Italy eyes deal with supermarkets to control prices of essential goods

By Giuseppe Fonte

ROME (Reuters) – Italy’s government is trying to broker a deal with supermarkets and producers to control prices of essential consumer goods in a measure that would be implemented in the final three months of the year, a government document showed on Friday.

Industry Minister Adolfo Urso is negotiating an accord with market players to “offer a range of everyday food and non-food products at capped prices” from October to December, a draft Memorandum of Understanding seen by Reuters said.

Under the government-backed scheme, supermarket chains should define a basket of food and non-food essential staples to which lowered prices apply, excluding alcohol.

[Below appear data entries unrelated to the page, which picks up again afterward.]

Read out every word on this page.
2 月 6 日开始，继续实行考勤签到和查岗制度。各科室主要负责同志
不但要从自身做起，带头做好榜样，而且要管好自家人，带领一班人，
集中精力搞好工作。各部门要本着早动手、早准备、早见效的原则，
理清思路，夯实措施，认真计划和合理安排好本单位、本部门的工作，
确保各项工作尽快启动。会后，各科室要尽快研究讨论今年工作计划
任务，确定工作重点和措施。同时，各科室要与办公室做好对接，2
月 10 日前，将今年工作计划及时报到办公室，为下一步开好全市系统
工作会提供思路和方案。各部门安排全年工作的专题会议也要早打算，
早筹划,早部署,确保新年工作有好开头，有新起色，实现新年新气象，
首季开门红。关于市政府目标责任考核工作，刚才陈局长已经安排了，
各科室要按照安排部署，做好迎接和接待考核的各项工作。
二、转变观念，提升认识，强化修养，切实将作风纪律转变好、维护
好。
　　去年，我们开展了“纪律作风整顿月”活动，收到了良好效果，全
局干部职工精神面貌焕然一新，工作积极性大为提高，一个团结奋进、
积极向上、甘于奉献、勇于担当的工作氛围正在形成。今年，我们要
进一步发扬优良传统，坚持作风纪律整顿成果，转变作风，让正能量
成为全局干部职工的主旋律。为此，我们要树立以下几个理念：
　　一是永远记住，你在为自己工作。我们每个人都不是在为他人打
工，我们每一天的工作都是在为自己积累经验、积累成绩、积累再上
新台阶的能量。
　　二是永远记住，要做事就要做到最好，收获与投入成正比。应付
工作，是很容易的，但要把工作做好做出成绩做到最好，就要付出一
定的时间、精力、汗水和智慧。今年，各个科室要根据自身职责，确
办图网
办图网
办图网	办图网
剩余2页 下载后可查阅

Basic necessities would include childcare and personal care products, the document said. Distributors of such products should inform the government by Sept. 15 about their intention to join the initiative, it said.

The talks come in the wake of public anger at persistently high inflation rate that is posing a major headache for nationalist Prime Minister Giorgia Meloni.

Italian annual inflation slowed to 6.7% in June from 8% in May, EU-harmonised consumer prices (HICP) data showed. Annual growth in prices of food, household and personal care slowed in June to 10.5% from 11.2%, but remained over 50% higher than the overall index.

Rome is not alone in its concern, with governments in countries ranging from France to Britain also considering or adopting measures to rein in inflation.

Under the Italian plan, retail stores taking part in the campaign would be marked with government window stickers in the green, white and red of the Italian flag with “anti-inflation quarter” written on it, a reference to the last three months of the year.

Meloni’s office plans to back the initiative with state-funded advertising as part of a national campaign, the document said.

Early this month Rome announced a plan to distribute debit cards granting 1.3 million poor families a one-off subsidy of 382.50 euros ($421.25) for grocery expenses, which triggered criticism because it limits the type of households that can benefit and the types of food that can be bought.

The government in May curtailed a much broader poverty relief scheme known as the “citizens’ income,” in place since 2019, which Meloni argued allowed people to be lazy and not seek work.